California Gov. Jerry Brown has signed a bill into law that eliminates the word “alien” from the state labor code. I applaud this. The term “alien” is a derogatory term and especially when combined into “illegal alien.” It is reflective of nativist anti-immigrant sentiments and even anti-Latino sentiments since those who rile against undocumented immigrants in large part do this because they are predominantly Latinos such as Mexicans. Brown’s actions and the new law won’t stop some using this emotionally-filled term, but perhaps it will influence others to recognize that such a term is also inhumane.
We are talking not about aliens but about real human beings who are coming into this country because they have no recourse to provide for their families. They are the victims of economic globalization, coming from countries where many people have been dislocated, especially from rural areas due to transnational economic practices that forces peasants and small farmers off their lands, to be replaced by large-scale commercial agriculture.
Moreover, no human being in the eyes of God is alien, much less an “illegal alien.” We should keep in mind that wonderful Old Testament passage in Leviticus 19:33-34: “When aliens reside with you in your land, do not molest them. You shall treat the aliens who reside with you no differently than the natives born among you; have the same love for them as for yourself; for you too were once aliens in the land of Egypt.” Although the term alien is used here, it is clearly not done so maliciously and has to be seen in its own historical context. Or the passage from Matthew 25:35: “I was a stranger and you took Me in.” Judeo-Christian beliefs instruct us to deal with strangers not as “illegal aliens” but as fellow human beings, all children of God.
There are more than just faith-based reasons to stop using terms such as “illegal aliens;” there are historical reasons, as well. We need to remember that historically many Mexican immigrants -- including the undocumented -- have crossed into areas that once belonged to colonial Spain, and then belonged to an independent Mexico, and later were conquered by the United States in the 1840s (Manifest Destiny). Immigrants crossed into the Rio Grande; they went to Tejas and California and to cities such as Los Angeles, El Paso, San Antonio, and other Spanish-named cities and states. These names didn’t come from the Mayflower! They speak to an earlier, but continuing, Hispanic and Latino ethnic and cultural presence within the United States.
From a larger historical perspective, Latino immigrants, including the undocumented, are coming home to a region of the country that speaks to them in their own language, and where they can find ethnic and cultural safe places. Can we really speak of “illegal aliens” in areas that once belonged to Mexico? It’s like saying that Jews were “illegal aliens” when they came back to Israel after World War II. History complicates, or should complicate, the discussion of undocumented immigration.
We need to move the discussion from Donald Trump’s sweeping indictment of many Mexican immigrants as criminals and rapists, or the Republican focus on continued militarization of the border, to a more thoughtful, humane and sane discourse based on practical and historical considerations.

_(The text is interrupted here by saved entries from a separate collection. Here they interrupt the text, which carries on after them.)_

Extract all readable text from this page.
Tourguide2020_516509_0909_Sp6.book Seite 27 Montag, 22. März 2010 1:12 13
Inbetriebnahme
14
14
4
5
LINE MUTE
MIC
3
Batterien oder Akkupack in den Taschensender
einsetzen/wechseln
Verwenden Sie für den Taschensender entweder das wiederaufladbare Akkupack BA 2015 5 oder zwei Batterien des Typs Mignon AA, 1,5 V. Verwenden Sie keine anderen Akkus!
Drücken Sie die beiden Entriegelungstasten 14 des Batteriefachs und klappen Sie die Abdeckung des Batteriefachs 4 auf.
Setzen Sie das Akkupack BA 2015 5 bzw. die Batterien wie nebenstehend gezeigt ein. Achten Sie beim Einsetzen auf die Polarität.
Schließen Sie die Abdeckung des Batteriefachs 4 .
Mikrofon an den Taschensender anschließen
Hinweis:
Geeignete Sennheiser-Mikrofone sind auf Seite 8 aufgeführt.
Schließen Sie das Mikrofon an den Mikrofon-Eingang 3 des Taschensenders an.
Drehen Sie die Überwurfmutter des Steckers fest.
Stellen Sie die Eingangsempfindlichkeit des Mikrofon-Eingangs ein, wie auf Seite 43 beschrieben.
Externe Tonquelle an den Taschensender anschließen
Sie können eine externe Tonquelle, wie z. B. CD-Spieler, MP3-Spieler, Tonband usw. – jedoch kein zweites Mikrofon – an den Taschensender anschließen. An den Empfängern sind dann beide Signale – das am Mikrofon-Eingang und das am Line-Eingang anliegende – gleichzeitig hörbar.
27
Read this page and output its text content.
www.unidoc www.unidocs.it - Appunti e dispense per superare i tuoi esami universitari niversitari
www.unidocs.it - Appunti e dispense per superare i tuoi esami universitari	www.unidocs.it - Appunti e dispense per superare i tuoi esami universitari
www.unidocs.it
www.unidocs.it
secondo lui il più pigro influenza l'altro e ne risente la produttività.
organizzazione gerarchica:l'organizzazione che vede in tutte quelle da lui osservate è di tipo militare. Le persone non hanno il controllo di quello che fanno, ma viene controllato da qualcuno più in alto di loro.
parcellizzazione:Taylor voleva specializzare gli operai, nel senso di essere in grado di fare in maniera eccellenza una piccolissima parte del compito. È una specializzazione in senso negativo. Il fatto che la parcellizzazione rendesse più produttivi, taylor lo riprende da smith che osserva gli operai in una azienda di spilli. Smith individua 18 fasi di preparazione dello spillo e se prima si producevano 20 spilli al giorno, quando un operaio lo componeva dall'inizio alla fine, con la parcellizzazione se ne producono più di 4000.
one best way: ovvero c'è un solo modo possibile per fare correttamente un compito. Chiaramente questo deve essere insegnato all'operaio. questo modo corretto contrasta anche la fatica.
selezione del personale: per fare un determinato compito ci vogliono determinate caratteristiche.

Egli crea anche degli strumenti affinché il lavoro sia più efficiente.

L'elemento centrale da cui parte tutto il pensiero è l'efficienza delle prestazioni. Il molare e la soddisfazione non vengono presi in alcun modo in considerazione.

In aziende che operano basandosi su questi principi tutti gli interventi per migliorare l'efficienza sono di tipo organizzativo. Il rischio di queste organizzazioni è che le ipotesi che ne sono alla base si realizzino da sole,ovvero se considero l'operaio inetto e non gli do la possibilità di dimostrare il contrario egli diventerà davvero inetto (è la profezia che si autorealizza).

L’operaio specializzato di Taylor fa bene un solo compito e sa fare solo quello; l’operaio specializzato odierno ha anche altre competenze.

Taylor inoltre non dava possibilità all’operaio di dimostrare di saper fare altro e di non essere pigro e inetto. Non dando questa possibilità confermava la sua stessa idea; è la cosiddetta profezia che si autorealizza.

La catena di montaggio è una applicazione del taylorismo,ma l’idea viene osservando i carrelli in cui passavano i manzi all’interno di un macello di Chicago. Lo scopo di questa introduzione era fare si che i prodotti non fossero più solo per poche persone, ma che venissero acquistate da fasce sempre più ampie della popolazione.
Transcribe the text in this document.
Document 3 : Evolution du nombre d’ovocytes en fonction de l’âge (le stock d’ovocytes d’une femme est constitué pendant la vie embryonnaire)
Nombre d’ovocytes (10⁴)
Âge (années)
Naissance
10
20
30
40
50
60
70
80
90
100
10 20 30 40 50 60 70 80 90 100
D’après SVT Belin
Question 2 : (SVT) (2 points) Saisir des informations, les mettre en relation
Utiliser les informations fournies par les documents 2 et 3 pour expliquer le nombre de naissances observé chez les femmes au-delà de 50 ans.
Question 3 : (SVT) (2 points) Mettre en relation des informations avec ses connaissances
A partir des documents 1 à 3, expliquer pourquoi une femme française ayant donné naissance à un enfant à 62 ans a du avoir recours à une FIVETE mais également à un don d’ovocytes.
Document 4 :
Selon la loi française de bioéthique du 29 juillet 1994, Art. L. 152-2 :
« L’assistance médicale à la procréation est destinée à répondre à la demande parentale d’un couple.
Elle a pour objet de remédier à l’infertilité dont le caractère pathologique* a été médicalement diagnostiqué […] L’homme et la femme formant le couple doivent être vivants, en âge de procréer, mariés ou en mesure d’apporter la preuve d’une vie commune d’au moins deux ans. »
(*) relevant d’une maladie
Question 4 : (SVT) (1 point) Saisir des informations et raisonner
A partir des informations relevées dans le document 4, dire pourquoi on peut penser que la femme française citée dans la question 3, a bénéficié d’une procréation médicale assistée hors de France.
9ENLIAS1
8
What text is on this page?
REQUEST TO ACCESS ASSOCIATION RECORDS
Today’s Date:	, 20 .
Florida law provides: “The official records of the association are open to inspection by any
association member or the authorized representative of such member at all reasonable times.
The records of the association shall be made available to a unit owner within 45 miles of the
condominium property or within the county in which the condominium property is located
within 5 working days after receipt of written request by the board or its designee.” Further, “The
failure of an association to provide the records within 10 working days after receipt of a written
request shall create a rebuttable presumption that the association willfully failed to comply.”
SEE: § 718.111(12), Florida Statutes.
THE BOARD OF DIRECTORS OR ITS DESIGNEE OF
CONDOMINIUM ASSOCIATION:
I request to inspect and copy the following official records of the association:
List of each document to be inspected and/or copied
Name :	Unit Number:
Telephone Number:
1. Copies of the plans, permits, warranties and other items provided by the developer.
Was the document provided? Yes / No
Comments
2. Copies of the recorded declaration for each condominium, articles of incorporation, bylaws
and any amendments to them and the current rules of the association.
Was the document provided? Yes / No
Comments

Perhaps the law eliminating the term “alien” from California labor code will influence other states to at least begin this more sober discussion. California has led the way in this more humane and pragmatic approach to the issue of undocumented immigrants, such as allowing their undocumented children to receive state financial aid for college; allowing undocumented immigrants to obtain driver’s licenses as well as other state resources. Gov. Brown has championed these measures in addition to being one of the most effective state governors in the nation. So why aren’t pundits and others talking about a draft movement of Brown for President? I would support this as would many others, in California and elsewhere. Viva Brown!